Nunca pensé que una tormenta me despertase contigo a mí lado.
Ni que la lluvia susurrase que te habías perdido y encontrado por mil caminos
equivocados, que aunque ya no te acordases habías aparcado tu mirada cerca de
la mía. No te esperaba aquella noche, bueno, en realidad no te esperaba
ninguna.
Sonabas como un piano mal afinado. Habías perdido la armonía
de tus palabras. Parecías un errante de esos que saben a dónde van pero lo
olvidan todo el tiempo. No parecías tú, pero sin embargo podía olerte con los
ojos dormidos y el alma despierta.
Me gustaban los pianos, me hacían temblar las teclas a mí
alrededor al son de las gotas que caían lentamente al vacío a través de tus pestañas.
Me hacías temblar, y tú eras el único que parecía tener frío de verdad.

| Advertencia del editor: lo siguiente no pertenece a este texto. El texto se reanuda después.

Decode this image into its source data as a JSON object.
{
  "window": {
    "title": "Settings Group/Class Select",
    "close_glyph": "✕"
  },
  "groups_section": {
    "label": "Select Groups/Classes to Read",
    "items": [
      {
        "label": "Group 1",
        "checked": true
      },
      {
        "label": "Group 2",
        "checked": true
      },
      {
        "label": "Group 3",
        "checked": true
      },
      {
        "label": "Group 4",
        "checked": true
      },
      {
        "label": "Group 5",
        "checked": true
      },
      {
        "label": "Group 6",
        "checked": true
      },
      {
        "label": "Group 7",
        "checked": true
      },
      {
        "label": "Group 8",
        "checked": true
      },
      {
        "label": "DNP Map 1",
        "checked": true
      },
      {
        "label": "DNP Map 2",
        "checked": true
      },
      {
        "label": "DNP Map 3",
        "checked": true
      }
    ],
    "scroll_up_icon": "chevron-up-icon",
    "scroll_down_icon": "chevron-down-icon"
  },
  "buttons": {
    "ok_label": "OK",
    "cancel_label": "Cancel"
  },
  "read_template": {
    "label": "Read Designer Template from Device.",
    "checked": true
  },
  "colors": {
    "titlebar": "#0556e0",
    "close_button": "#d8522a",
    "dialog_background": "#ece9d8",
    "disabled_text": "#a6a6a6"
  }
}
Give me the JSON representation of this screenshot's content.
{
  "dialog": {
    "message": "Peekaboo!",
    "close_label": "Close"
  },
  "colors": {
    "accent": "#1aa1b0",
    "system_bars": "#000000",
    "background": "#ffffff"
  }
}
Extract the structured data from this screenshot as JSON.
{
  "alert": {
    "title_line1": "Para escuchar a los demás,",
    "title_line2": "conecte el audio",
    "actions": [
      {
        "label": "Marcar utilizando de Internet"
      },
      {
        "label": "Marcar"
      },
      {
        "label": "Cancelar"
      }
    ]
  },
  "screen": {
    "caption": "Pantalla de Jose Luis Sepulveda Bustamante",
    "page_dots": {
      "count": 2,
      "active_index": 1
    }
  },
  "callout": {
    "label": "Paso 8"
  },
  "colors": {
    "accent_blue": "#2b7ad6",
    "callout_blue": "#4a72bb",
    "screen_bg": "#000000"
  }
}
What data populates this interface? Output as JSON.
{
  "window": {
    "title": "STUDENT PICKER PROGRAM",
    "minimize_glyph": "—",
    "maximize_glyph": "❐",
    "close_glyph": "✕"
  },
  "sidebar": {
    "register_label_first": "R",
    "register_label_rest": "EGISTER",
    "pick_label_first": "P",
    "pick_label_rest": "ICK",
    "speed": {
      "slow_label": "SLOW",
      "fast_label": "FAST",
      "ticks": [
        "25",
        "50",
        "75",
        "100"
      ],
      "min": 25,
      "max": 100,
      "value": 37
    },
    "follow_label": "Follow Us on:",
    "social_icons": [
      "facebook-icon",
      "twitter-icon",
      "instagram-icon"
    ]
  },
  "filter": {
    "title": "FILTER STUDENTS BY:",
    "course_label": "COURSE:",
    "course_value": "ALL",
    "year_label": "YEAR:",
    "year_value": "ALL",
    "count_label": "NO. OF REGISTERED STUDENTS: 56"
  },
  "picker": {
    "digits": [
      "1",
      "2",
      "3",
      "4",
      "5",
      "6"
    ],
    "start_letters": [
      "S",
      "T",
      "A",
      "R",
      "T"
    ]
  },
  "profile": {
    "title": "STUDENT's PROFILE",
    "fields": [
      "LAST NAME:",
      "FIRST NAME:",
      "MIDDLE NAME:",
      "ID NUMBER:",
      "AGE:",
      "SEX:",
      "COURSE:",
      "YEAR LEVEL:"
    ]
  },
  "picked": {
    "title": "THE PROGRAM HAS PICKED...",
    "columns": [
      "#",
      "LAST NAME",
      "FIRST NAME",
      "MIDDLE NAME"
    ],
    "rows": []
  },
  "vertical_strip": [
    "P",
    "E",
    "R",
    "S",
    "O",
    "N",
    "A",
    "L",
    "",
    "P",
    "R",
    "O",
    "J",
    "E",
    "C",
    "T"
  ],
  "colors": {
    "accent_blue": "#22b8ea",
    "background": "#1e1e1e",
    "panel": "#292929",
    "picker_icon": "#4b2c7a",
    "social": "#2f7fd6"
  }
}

Siempre había soñado con ser parte de la sinfonía de tus
dedos. Anidar entre tus cuerdas vocales porque me adormecía oírte tatarear
canciones que inventaste las noches de invierno. No quería recuperarte, de
ninguna manera. Sólo quería tocar(te) el piano.
Coloqué mis manos sobre las tuyas, alineando dedo con
dedo, con una simetría que parecía hasta dolorosa. Me cobijé en el arco de tu cuerpo
y esperé. Hasta que empezó la melodía . Con cada movimiento
ibas enloqueciendo. Me gustaban aquellos sonidos que se entrelazaban con tu
respiración.
Mis dedos bailaban con los tuyos, a una velocidad lenta y
desmedida. Daba miedo saber que cuando la canción acabara te levantarías y
reptarías entre la lluvia.
Se apagó todo. La luz, el cielo, la habitación, el piano tú
y yo. Las teclas no paraban de sonar en mis oídos ni tampoco en tus manos.